= Nordisk Tonefilm =

Swedish film company

Nordisk Tonefilm (Danish for 'Nordic sound film') was a Swedish film production company founded in 1930 as a subsidiary of the Danish film production company Nordisk Film. The company's most famous film was One Summer of Happiness (1951). In early 1941, the company sought permission to distribute Veit Harlan's antisemitic Nazi propaganda film, Jud Süß in Sweden but it was banned by the censor. Production mainly took place at the Kungsholmen Studios in Stockholm.

The company's finances deteriorated in the late 1960s and the company was sold in 1969 to Omega Film AB, which moved into Apelbergsgatan 58. Omega Film AB canceled its payments on April 2, 1971 and was declared bankrupt on September 19, 1972. Tonefilm, which was a subsidiary of Omega Film, left Apelbergsgatan in 1974–1975.

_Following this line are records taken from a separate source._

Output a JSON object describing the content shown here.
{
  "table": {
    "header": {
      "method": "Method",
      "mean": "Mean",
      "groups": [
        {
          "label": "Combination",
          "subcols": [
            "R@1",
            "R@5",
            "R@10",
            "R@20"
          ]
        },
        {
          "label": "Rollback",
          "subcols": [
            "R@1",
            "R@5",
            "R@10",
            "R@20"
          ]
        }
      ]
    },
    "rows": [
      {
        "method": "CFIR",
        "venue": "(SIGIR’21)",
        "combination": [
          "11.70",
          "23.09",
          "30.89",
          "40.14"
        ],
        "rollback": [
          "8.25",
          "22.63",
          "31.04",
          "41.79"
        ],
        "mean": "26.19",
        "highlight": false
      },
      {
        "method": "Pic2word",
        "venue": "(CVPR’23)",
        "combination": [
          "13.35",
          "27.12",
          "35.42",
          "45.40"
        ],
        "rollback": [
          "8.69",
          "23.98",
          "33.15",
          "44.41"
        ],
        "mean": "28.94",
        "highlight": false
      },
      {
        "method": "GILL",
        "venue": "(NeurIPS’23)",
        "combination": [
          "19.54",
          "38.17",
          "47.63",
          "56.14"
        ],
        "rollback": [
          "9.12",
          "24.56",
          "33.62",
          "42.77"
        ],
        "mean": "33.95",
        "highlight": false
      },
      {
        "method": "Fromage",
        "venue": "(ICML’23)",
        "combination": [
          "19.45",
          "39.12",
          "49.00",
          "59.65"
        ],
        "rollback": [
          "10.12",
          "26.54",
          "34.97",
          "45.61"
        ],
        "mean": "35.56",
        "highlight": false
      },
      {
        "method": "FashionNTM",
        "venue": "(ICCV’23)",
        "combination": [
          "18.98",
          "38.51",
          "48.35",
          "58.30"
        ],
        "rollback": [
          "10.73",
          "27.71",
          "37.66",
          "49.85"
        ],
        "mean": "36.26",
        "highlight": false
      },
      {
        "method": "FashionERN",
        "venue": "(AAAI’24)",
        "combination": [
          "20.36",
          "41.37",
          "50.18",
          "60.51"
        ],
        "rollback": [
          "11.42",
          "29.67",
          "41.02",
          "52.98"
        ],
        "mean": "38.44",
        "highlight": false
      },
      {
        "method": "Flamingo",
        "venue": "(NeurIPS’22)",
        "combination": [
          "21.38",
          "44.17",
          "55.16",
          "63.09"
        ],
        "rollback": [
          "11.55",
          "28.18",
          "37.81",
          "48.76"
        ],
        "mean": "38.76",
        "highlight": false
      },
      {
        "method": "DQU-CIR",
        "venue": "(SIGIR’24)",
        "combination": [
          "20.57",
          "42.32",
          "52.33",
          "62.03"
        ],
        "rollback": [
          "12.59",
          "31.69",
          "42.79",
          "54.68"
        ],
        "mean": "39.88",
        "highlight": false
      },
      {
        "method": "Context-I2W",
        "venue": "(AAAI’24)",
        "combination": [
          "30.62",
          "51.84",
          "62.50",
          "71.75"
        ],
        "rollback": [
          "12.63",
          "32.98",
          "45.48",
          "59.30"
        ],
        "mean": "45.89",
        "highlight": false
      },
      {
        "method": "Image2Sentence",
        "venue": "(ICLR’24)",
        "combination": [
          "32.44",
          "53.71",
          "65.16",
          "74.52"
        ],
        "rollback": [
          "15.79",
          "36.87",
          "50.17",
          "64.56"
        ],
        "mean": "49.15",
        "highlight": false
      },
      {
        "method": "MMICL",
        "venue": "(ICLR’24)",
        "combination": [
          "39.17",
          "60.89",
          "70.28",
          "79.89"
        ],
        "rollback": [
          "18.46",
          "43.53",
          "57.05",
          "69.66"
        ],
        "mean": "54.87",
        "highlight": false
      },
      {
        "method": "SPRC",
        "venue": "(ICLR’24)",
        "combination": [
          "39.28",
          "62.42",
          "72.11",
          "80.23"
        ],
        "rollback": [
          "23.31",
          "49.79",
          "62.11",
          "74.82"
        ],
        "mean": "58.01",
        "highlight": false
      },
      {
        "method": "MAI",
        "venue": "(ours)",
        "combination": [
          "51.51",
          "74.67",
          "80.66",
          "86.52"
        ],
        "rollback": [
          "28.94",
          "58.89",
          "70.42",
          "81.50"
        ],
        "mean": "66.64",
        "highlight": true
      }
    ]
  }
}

The successor company Nya Svenska AB Nordisk Tonefilm was formed by Ingemar Ejve in June 1973. The first recording was Maria directed by Mats Arehn. The company changed its name to Nordisk Tonefilm AB in September 1976. In 1984, Ingemar Ejve ran his business together with William Aldridge, Björn Henricson and Lennart Norbäck. Nordisk Tonefilm and Ingemar Ejve were producers for Mio in the Land of Faraway (1987), a difficult-to-master co-production between Sweden, Norway and the Soviet Union. The film became the most expensive to date in Swedish film history. Nordisk Tonefilm AB changed its name to Gamma-film Aktiebolag in January 1989. Thus, the business ceased.